Гляжу на шефа жалостливо-скептически: «Да успокойтесь вы, Сергей Сергеевич! Присядьте, расслабьтесь, выпейте чаю. Завтра будет хорошая погода…»
– Мы сами виноваты, – говорю я вслух и цитирую основополагающие документы: – При проведении изыскательских и исследовательских работ под водой следует заранее уведомлять государства, использующие данный район для навигации и иных целей. Дайверам подобное упущение простительно – они любители. А мы откровенно лоханулись.
– Плевать они хотели на все наши уведомления! – сердито машет рукой Горчаков в сторону американского эсминца. – Неспроста все это!

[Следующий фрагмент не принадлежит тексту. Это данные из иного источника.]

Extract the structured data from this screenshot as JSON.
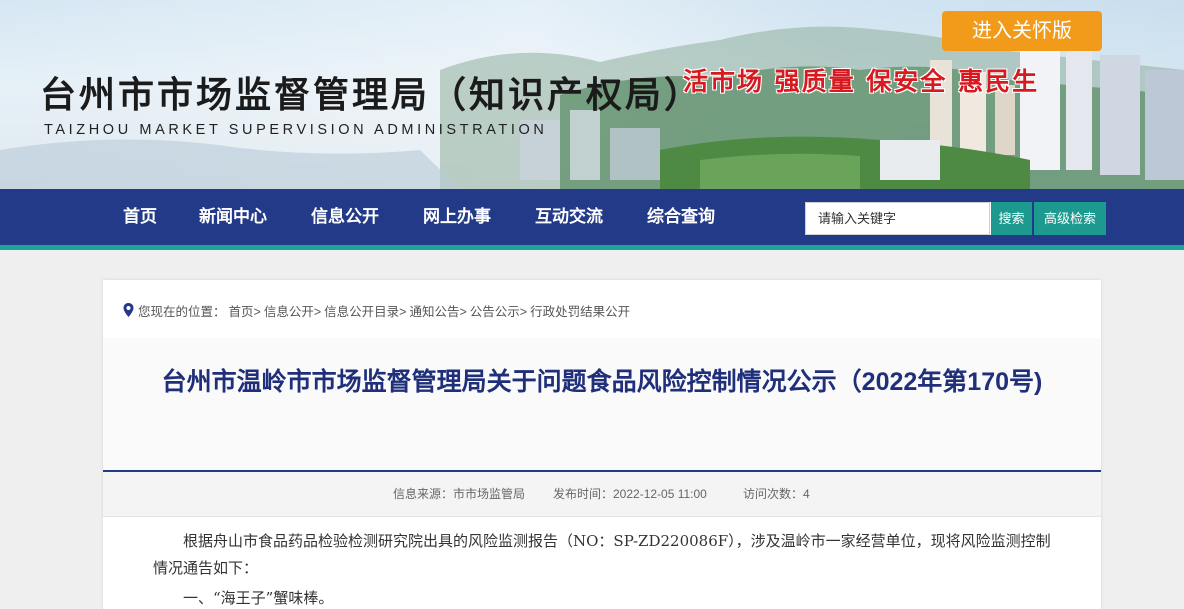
{
  "header": {
    "title": "台州市市场监督管理局（知识产权局）",
    "subtitle": "TAIZHOU MARKET SUPERVISION ADMINISTRATION",
    "slogan": "活市场  强质量  保安全  惠民生",
    "care_button": "进入关怀版"
  },
  "nav": {
    "items": [
      {
        "label": "首页"
      },
      {
        "label": "新闻中心"
      },
      {
        "label": "信息公开"
      },
      {
        "label": "网上办事"
      },
      {
        "label": "互动交流"
      },
      {
        "label": "综合查询"
      }
    ],
    "search_placeholder": "请输入关键字",
    "search_button": "搜索",
    "advanced_button": "高级检索"
  },
  "breadcrumb": {
    "prefix": "您现在的位置：",
    "items": [
      "首页>",
      "信息公开>",
      "信息公开目录>",
      "通知公告>",
      "公告公示>",
      "行政处罚结果公开"
    ]
  },
  "article": {
    "title": "台州市温岭市市场监督管理局关于问题食品风险控制情况公示（2022年第170号)",
    "source": "信息来源：市市场监管局",
    "published": "发布时间：2022-12-05 11:00",
    "views": "访问次数：4",
    "paragraph1": "根据舟山市食品药品检验检测研究院出具的风险监测报告（NO：SP-ZD220086F），涉及温岭市一家经营单位，现将风险监测控制情况通告如下：",
    "item1": "一、“海王子”蟹味棒。"
  },
  "colors": {
    "nav_bg": "#223a87",
    "accent_teal": "#1d9a8f",
    "care_orange": "#f29a1a",
    "slogan_red": "#d8191f",
    "title_blue": "#1f2f7a"
  }
}
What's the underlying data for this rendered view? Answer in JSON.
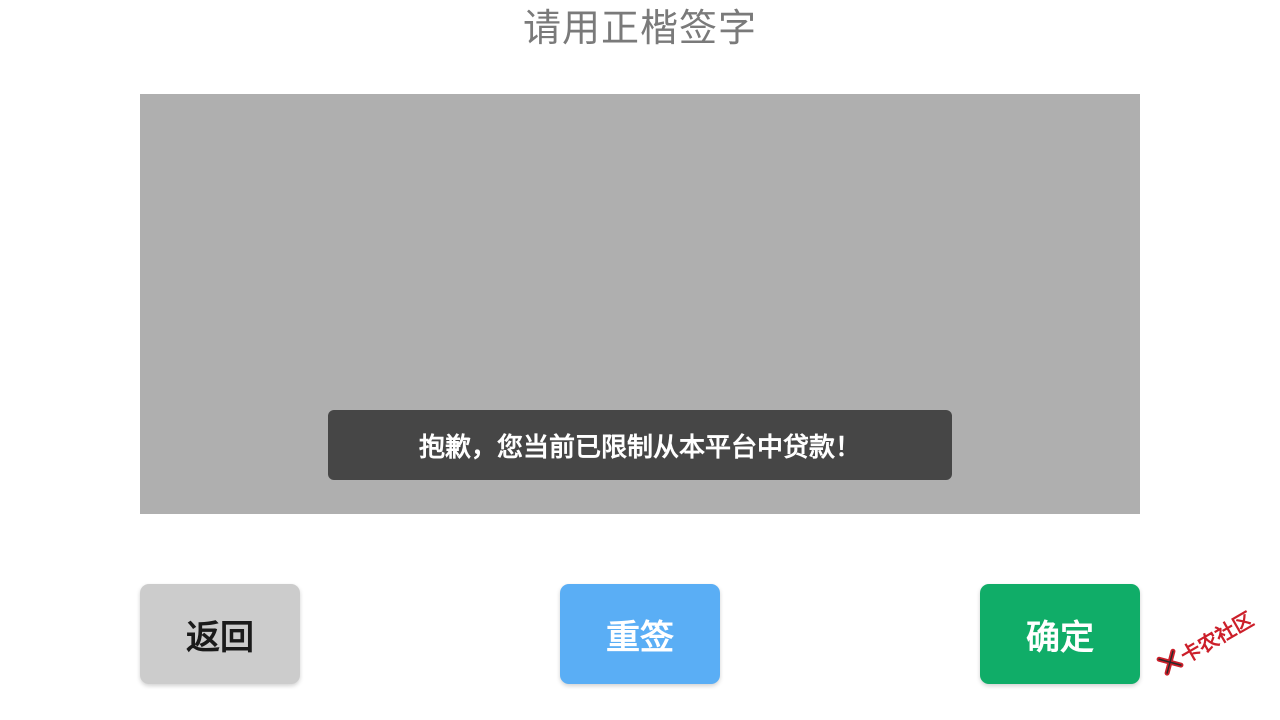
{
  "header": {
    "title": "请用正楷签字"
  },
  "toast": {
    "message": "抱歉，您当前已限制从本平台中贷款！"
  },
  "buttons": {
    "back_label": "返回",
    "reset_label": "重签",
    "confirm_label": "确定"
  },
  "watermark": {
    "text": "卡农社区"
  },
  "colors": {
    "pad": "#afafaf",
    "toast_bg": "#464646",
    "back_bg": "#cccccc",
    "reset_bg": "#5aaef5",
    "confirm_bg": "#10ad68",
    "watermark": "#cc1f2a"
  }
}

Ох, неспроста… Прошу экипаж пропавшего робота выяснить точную глубину под «Профессором Лобачевым».
– Две тысячи шестьсот сорок метров, – мрачно отвечает пилот.
– А характер рельефа?
– Пологое продолжение вулканического склона.
– Ладно, не печальтесь, – встаю я из кресла и, взяв под ручку опечаленного Горчакова, направляюсь к выходу из рубки. – Что-нибудь придумаем.
Солнце давно перевалило через зенит. Нам тут больше делать нечего…
После сытного обеда воспользоваться адмиральским часом не выходит – короткий стук, и дверь решительно распахивается. В каюту вваливается шеф.
«Вот так всегда, – нехотя поднимаюсь я с кровати. – Только настроишься посидеть у камина с трубкой и рюмкой глинтвейна… И тут бац! Выясняется, что ни камина у тебя, ни глинтвейна, ни трубки».
– Мысли есть? – плюхается генерал в кресло напротив.
– А ваши кончились?
– Голова плохо соображает. Наверное, от хорошего виски.